İnsanın kendini tanıması hayatta kalabilmesi ve daha iyi yaşayabilmesi için en önemli ön şarttır. Bu süreç, kişinin iç dünyasını keşfetme, duygusal durumunu anlama, güçlü ve zayıf yönlerini belirleme, değerlerini ve inançlarını sorgulama v.b gibi aşamaları içine alır.
Bu konularda en derinlere kazmak, en zor soruları sormak, en derin yaralarımızı deşmek gerekir ki gerçek kendimizle karşılaşabilelim. Bunu yaparken kimlik ve kişiliğimizin tüm özellikleri tüm detayları ile bir tabloya yazılmalı ve verdiğimiz cevaplar birbirinin tekrarı olmamalıdır.
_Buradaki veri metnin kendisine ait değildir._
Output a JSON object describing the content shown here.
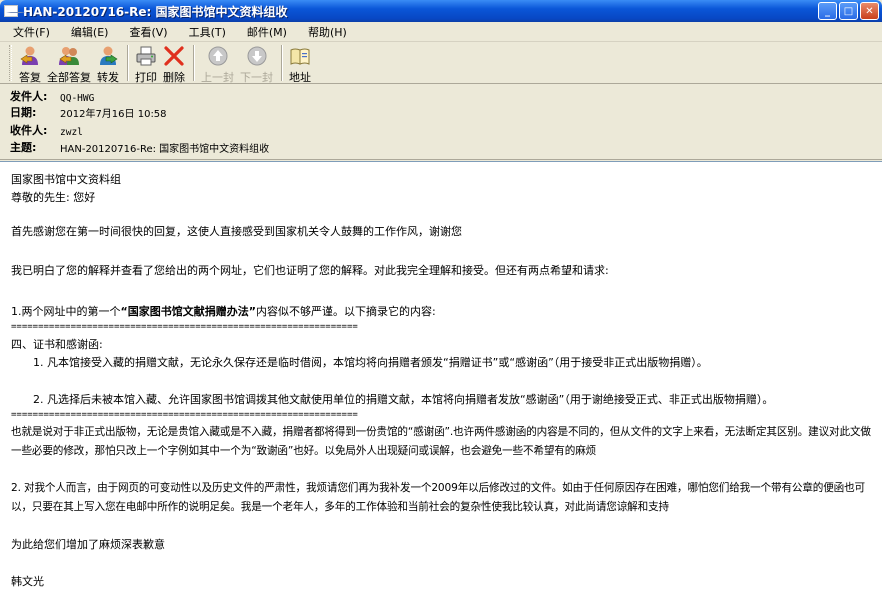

Bu adeta bir durum tespiti ya da hastalığın teşhisi gibi çok titizce hazırlanmalıdır. Buna kişisel SWOT analizi benzetmesi yapsak teşbihte hata olmaz sanırım.
Bu yolla tüm duygusal yanlarımız, aklımız, değerlerimiz, inançlarımız, fiziki ve biyolojik kapasitemiz her açıdan değerlendirilmiş olacaktır. Sonra güçlü yanlarımızı nasıl geliştireceğimiz, zayıf ve hastalıklı yönlerimizi nasıl tamir edeceğimiz ortaya çıkmış olacaktır.
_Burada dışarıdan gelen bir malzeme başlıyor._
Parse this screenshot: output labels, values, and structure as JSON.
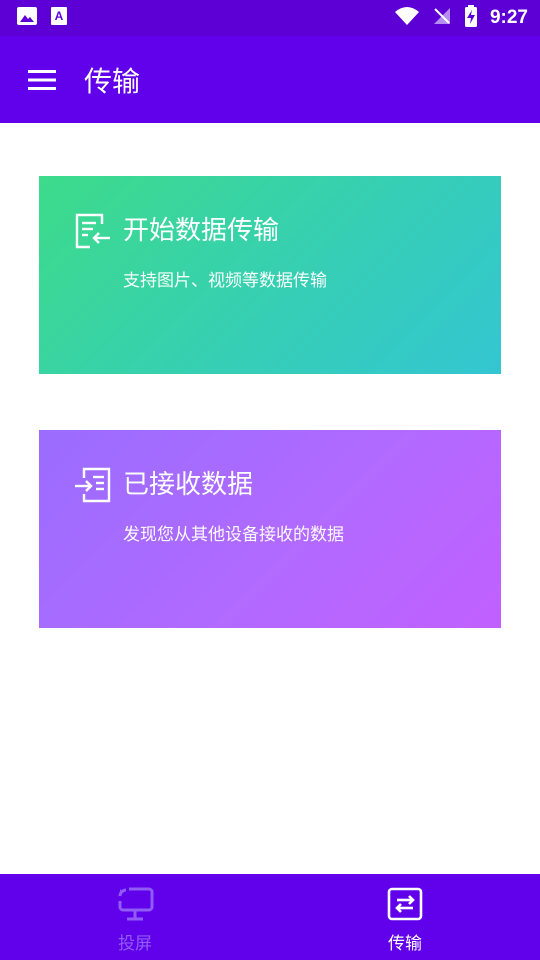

Tüm yaptıklarımız en titiz çalıştığımız işimiz, en zor soruları cevapladığımız sınavımız, en önemli kararları aldığımız başlangıç noktamız sayılmalıdır. Bu asla birkaç günlük bir faaliyet olamaz. Aylarca ve belki yıllarca devam eden günlük işlerimizden biri olmalıdır. Her fark ettiğimiz özelliğimiz listemize eklenmelidir.
Böyle bir çalışma kendimize yaptığımız en önemli yatırım sayılmalıdır. Elde ettiğimiz sonuçlar bize her zaman rehberlik edecek, yol gösterecek, enerjimizi diri tutacak, nereden başlayıp nasıl bitireceğimize dair bir kılavuz olacaktır.
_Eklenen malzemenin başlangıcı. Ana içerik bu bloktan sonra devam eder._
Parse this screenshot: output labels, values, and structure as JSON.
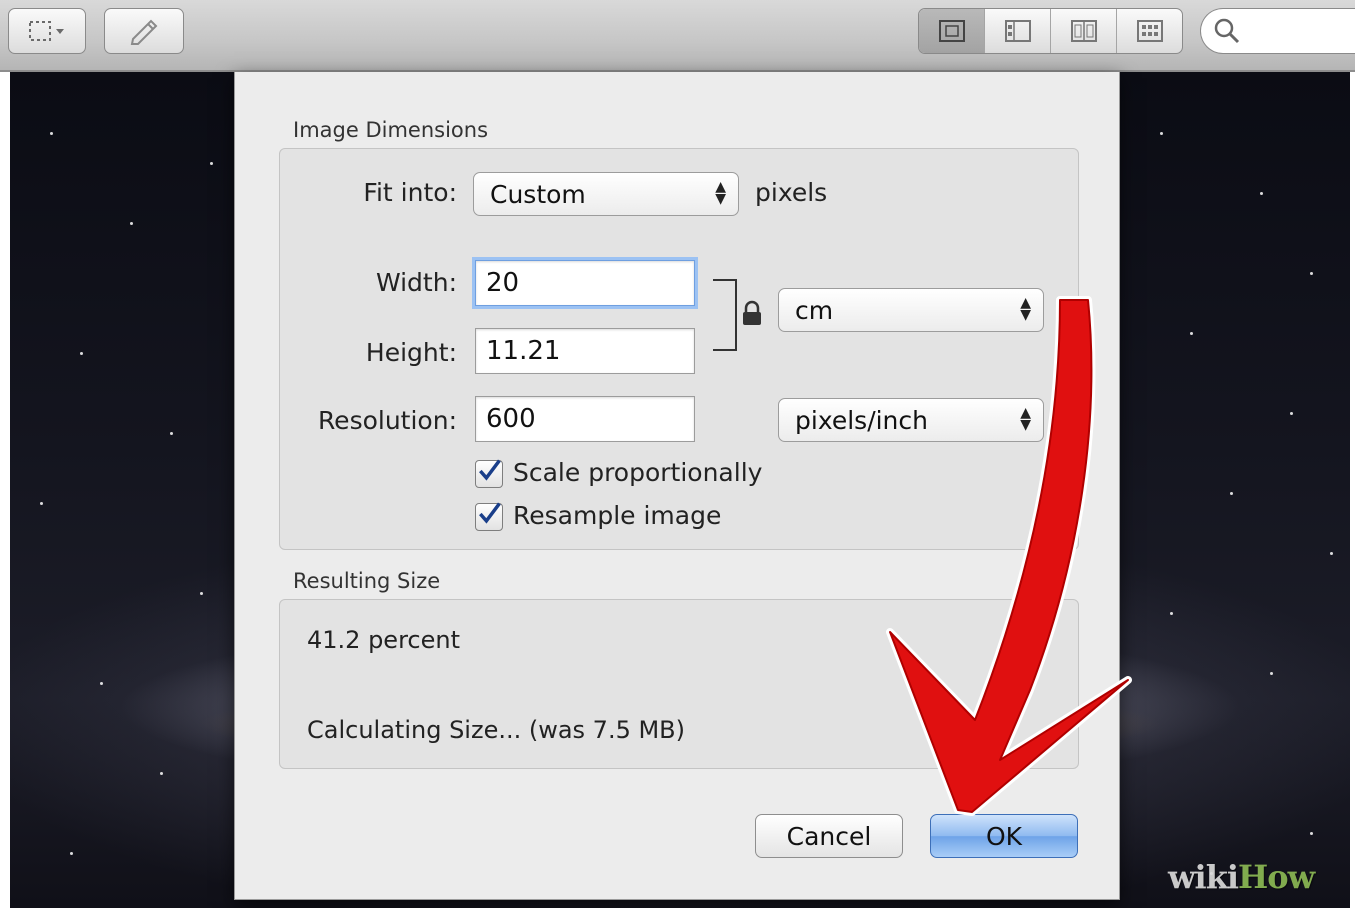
{
  "toolbar": {
    "search_placeholder": ""
  },
  "dialog": {
    "dimensions_title": "Image Dimensions",
    "fit_into_label": "Fit into:",
    "fit_into_value": "Custom",
    "fit_into_unit": "pixels",
    "width_label": "Width:",
    "width_value": "20",
    "height_label": "Height:",
    "height_value": "11.21",
    "resolution_label": "Resolution:",
    "resolution_value": "600",
    "size_unit_value": "cm",
    "resolution_unit_value": "pixels/inch",
    "scale_proportionally_label": "Scale proportionally",
    "scale_proportionally_checked": true,
    "resample_label": "Resample image",
    "resample_checked": true,
    "resulting_title": "Resulting Size",
    "percent_text": "41.2 percent",
    "calculating_text": "Calculating Size... (was 7.5 MB)",
    "cancel_label": "Cancel",
    "ok_label": "OK"
  },
  "watermark": {
    "wiki": "wiki",
    "how": "How"
  },
  "colors": {
    "accent_blue": "#6ea3e8",
    "arrow_red": "#e01010"
  }
}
Kendimizi tanımak sahip olduğumuz işletim sistemini en detaylı hali ile ortaya çıkarmaktır. Bu durum zaman içinde hayat amacımızı fark etmemizin de en temel basamağı olacaktır.
İnsanoğlunun varoluşunun en temel amacı, hayatını devam ettirmektir. Diğer tüm amaçlar buna bağlı olarak var ya da yokturlar. Yani hayatı devam etmeyenin diğer işlerinden konuşulmaz. Ardından neslini devam ettirmek amaçlardan biri olarak karşımıza çıkar ve tüm bunlar fıtratımızda bulunduğu için kendiliğinden bu iki amacı yaşarız. Ama insanoğlu sadece bu iki amaç için mi var olmuştur?
İnsanı insan yapan ve diğer canlılardan ayıran başka bir ayraç yok mudur? Bize göre en temel ayraçlardan biri insanın 'Hayat amacı'na sahip olmasıdır. Hayat amacı keşfedilecek değil fark edilecek bir şeydir. Bunu fark etmek de kendimizi tanımamıza bağlıdır. Kendini gerçekten tanımayanın hayat amacını fark etmesinden bahsedilemez. Konumuz hayat amacı değil ancak kişinin kendini tanımasının ne kadar önemli olduğudur.
Son olarak men arafa nefsehü, fekad arafa rabbehü, “kendini bilen, rabbini bilir” kelam-ı kibarı da bize, kendi bilmenin rabbini bilmenin ön şartı olduğunu ifade etmektedir ki, bu bir insanın varabileceği en yüksek zirvedir.